Hamili Anak Kandung, SM Tewas Kena Timah Panas Saat Dilakukan Penangkapan

657

SUARA BUNGO – Aksi bejat kembali terjadi diwilayah hukum Polsek Pelepat, diketahui, pelaku berinisial SM (48) Warga Sungai Dingin, Dusun Karya Bakti, Kecamatan Pelepat, Kabupaten Bungo. Pelaku ini tega meniduri anak kandungnya sendiri inisial YP (14) hingga hamil 3 bulan.

Kejadian ini dibenarkan oleh Wakapolres Bungo, Kompol Yudha Pranata saat konferensi pers dihadapan awak media, Sabtu (7/9/2019).

Kejadian tersebut berawal pada hari Rabu (29/08/2019) sekira pukul 09.00 WIB, saat korban YP (14) yang merupakan anak kandung dari tersangka SM mengatakan kepada ibunya bahwa ia sakit perut, kemudian ibu bersama ayahnnya (tersangka,red) langsung membawa korban ke rumah sakit dan ketika diperiksa USG ternyata korban sudah hamil 3 bulan 15 hari.

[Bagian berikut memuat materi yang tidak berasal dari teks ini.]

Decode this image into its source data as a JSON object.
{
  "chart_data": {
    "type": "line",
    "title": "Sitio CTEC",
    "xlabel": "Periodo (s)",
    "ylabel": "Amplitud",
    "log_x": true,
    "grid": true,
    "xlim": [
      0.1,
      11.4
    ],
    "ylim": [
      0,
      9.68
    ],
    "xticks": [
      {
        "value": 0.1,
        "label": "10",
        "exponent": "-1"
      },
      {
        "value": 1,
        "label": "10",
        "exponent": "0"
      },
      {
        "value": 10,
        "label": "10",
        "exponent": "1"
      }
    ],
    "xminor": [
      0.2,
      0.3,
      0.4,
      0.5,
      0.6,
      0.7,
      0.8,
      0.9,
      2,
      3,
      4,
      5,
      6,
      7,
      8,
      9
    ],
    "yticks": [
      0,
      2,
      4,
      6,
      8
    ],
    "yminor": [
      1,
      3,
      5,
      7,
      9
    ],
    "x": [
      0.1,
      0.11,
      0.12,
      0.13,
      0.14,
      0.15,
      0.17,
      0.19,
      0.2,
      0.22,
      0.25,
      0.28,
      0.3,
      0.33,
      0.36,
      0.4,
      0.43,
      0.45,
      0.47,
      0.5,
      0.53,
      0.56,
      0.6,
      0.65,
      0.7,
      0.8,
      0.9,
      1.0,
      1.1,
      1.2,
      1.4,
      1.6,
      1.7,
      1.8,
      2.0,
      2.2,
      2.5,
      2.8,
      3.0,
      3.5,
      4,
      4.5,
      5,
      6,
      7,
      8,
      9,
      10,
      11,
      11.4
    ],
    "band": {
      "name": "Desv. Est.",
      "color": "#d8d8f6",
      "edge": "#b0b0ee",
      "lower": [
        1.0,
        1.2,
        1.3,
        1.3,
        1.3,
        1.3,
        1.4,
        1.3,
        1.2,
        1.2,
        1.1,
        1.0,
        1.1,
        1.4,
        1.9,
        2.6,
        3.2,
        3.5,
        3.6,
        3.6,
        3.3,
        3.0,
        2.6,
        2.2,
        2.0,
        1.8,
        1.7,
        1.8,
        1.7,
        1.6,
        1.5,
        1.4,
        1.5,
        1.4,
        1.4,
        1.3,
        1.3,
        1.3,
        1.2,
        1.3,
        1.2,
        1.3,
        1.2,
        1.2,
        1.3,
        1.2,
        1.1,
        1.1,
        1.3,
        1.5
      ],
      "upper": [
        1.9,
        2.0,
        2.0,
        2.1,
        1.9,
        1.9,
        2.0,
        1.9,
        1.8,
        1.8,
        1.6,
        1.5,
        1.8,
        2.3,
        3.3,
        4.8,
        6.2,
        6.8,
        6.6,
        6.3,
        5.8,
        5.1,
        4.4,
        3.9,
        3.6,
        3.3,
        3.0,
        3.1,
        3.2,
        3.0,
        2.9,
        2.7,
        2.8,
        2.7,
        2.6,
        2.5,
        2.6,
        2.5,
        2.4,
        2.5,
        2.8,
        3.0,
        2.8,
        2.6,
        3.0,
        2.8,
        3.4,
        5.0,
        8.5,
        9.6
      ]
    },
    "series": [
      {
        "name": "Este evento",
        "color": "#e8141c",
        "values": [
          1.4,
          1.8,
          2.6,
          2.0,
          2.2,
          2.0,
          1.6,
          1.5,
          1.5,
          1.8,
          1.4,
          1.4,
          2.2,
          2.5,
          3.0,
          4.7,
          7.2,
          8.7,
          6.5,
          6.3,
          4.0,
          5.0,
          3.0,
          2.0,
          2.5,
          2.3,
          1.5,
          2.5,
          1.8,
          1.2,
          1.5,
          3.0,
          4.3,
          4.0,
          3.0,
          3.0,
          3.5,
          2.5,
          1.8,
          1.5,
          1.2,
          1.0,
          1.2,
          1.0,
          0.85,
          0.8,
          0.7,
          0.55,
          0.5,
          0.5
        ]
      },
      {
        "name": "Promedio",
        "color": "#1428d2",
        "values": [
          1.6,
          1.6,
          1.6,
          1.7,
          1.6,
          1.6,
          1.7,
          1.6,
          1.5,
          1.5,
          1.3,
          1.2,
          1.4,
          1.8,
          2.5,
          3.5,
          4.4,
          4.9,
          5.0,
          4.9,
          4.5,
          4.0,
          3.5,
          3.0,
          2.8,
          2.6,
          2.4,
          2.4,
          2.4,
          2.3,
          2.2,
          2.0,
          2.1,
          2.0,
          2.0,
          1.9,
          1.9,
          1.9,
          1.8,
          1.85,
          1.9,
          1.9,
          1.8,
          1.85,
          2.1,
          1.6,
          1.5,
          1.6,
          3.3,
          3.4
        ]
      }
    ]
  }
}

“Saat mengetahui hasil USG, ibu korban menanyakan kepada korban siapa yang telah menghamilinya, namun tersangka menjawab ‘kamu tidak perlu tahu bawa anak pulang sekarang dan gugurkan kandungannya’. Kemudian pada saat dalam perjalanan menuju pulang ke rumah, korban memberitahu kepada ibunya bahwa ayahnya lah yang telah menghamili dirinya,” jelas Wakapolres Bungo, berdasarkan pengakuan ibu korban.

Lanjutnya, berdasarkan pengakuan korban, dirinya mulai berhubungan badan dengan tersangka sejak tahun 2013 sampai bulan Mei 2019. Dan korban mengaku di ancam akan di bunuh oleh tersangka jika tidak mau melayani berhubungan intim.

Merasa tidak terima anaknya mendapatkan perlakukan biadab dan tidak terpuji oleh suaminya sendiri, ibu korban langsung melaporkan kejadian tersebut ke Mapolres Bungo.

“Ibu tersangka langsung melaporkan kejadian tersebut ke Mapolres Bungo,” tambahnya.

Berdasarkan laporan tindak pidana Pencabulan yang masuk ke Mapolres, tim Jatanras Polres Bungo langsung bergerak mencari tau keberadaan tersangka.

Mendapatkan informasi bahwa tersangka berada di dalam kebun masyarakat Desa Bukit Baru, Kecamatan Pelepat dengan membawa senjata rakitan jenis gobok. Kemudian tim Jatanras Polres Bungo langsung melakukan penyelidikan dan pengejaran ke TKP.

“Sesampainya di TKP, tim Jatanras Polres Bungo melihat pelaku sedang berada didalam kebun, kemudian dilakukan pengejaran namun pelaku melakukan perlawanan dengan mengarahkan senjata laras panjang ke arah tim Jatanras, kemudian tim Jatanras Polres Bungo melakukan tembakan peringatan ke udara sebanyak 3 kali, namun tidak di indahkan oleh TSK, kemudian tim Jatanras Polres Bungo melakukan tindakan tegas terukur dengan melakukan tembakan ke arah pelaku,” jelas Waka Polres Bungo.

“Tersangka langsung dilarikan ke RSUD H. Hanafie Muara Bungo untuk mendapatkan penanganan lebih lanjut,” tambah Waka Polres.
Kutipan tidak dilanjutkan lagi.